Parent - - By bob (Gold) Date 2013-08-29 16:59
Yawn...

wonder why fruit had it?  Wonder why, since 1.0 beta is NOT mtd(f) he left it in?  I did a mtd(f) version of Crafty back when Don was at MIT and suggesting it was the best thing since sliced bread.  I spent a good bit of time on it, and could not get it to converge fast enough to be faster than my original.  But I did do a lot of new things in that version that I wanted to keep.  I removed mtd(f) driver, I removed the double-bound hash table stuff.  I ended up with a (once again) traditional PVS searcher.  Why didn't vas remove the extra code if he was so hyper on optimization?

The details do NOT match the supposition.  BTW reordering the tt contents does NOT make him "safe"...
Parent - - By Alkelele (****) Date 2013-08-29 17:04
From the links you didn't follow:

"I also use two bounds together with PVS, it seems simpler. There might be some
_extremely_ rare difference in cases where you do three re-searches from the
root, but if your driver opens the window completely after an initial fail
low/high at the root, then I guess it make absolutely no difference.

The real reason I do this is I still have some secret hopes to later use smaller
aspiration windows from the root (or even MTD (f) :))."
Parent - - By bob (Gold) Date 2013-08-29 17:50
The only reason for 2 bounds is mtd(f).

I use small aspiration windows.  However, that is irrelevant to the dual-bound issue.  You don't fail high, increase beta, then fail low, since you didn't change alpha.  That second bound is not useful.  Doesn't hurt (other than make the tt entry larger) but it doesn't help.

Interestingly, both Fruit AND Rybka do the same thing.  Same way.  Same quirks.

Just a little "too convenient" IMHO.
Parent - - By Alkelele (****) Date 2013-08-29 18:20
You asked:

"Wonder why, since 1.0 beta is NOT mtd(f) he [Vas] left it in?"    [BTW, here you use language ("left") that assumes a certain process, so the question is invalid, similar to "when did you stop beating your wife".]

"Why didn't vas remove the extra code if he was so hyper on optimization?"    [Same thing as above, but now you also try raise further suspicion using flawed straw man logic.]

The point is that Vas explained his approach, 8 years ago, in a public discussion (and, btw, you were even one of the participants).

It is also evident from those links that Vas investigated various approaches and formed and shared opinions about their ins and outs.
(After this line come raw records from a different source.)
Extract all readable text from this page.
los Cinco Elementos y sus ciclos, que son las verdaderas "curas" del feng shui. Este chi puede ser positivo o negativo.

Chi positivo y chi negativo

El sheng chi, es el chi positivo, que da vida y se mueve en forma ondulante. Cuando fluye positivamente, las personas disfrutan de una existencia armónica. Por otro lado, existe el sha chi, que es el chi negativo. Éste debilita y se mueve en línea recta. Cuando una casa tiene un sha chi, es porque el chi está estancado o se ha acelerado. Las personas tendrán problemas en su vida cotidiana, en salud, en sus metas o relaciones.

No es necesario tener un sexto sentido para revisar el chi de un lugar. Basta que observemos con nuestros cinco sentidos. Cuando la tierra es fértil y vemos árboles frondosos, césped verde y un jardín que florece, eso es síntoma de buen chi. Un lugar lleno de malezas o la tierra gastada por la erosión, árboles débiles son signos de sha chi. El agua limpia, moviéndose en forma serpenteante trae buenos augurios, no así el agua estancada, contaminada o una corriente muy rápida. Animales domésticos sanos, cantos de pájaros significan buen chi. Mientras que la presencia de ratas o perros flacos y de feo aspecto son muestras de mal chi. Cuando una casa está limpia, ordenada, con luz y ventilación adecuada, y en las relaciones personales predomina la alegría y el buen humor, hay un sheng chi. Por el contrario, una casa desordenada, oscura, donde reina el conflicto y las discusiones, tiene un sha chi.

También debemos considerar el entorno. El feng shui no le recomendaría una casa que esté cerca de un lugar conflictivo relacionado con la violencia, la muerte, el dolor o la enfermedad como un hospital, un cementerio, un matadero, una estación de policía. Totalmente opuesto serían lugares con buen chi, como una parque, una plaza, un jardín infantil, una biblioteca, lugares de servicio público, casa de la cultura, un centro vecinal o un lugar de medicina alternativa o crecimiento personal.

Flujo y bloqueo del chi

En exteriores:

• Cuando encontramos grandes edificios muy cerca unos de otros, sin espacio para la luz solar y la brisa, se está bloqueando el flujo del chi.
This doesn't fit your "too convenient" interpretation, at all.

BTW, why were the many, many public discussions where Vas participated never used as evidence about how Vas approached things back then? My suspicion is that you never did this since it didn't fit your whole "too convenient" agenda where you try to paint a "copy-modify" picture of how Vas did things.
Parent - - By bob (Gold) Date 2013-08-29 21:47
Discussions are irrelevant when looking for copying.  One can talk about doing something without actually doing it, or one can talk about not doing something while actually having done it.  But if, as BFL has repeatedly claimed, Vas spent all that time on optimizing, I would think he would have optimized his hash stuff equally.  It is executed twice for every node, once to look up, once to store...
Parent - - By Alkelele (****) Date 2013-08-29 22:29
You write:

"Discussions are irrelevant when looking for copying."

This doesn't seem to fit into the fact that you spend so much time being anal about how to interpret certain Vas quotes.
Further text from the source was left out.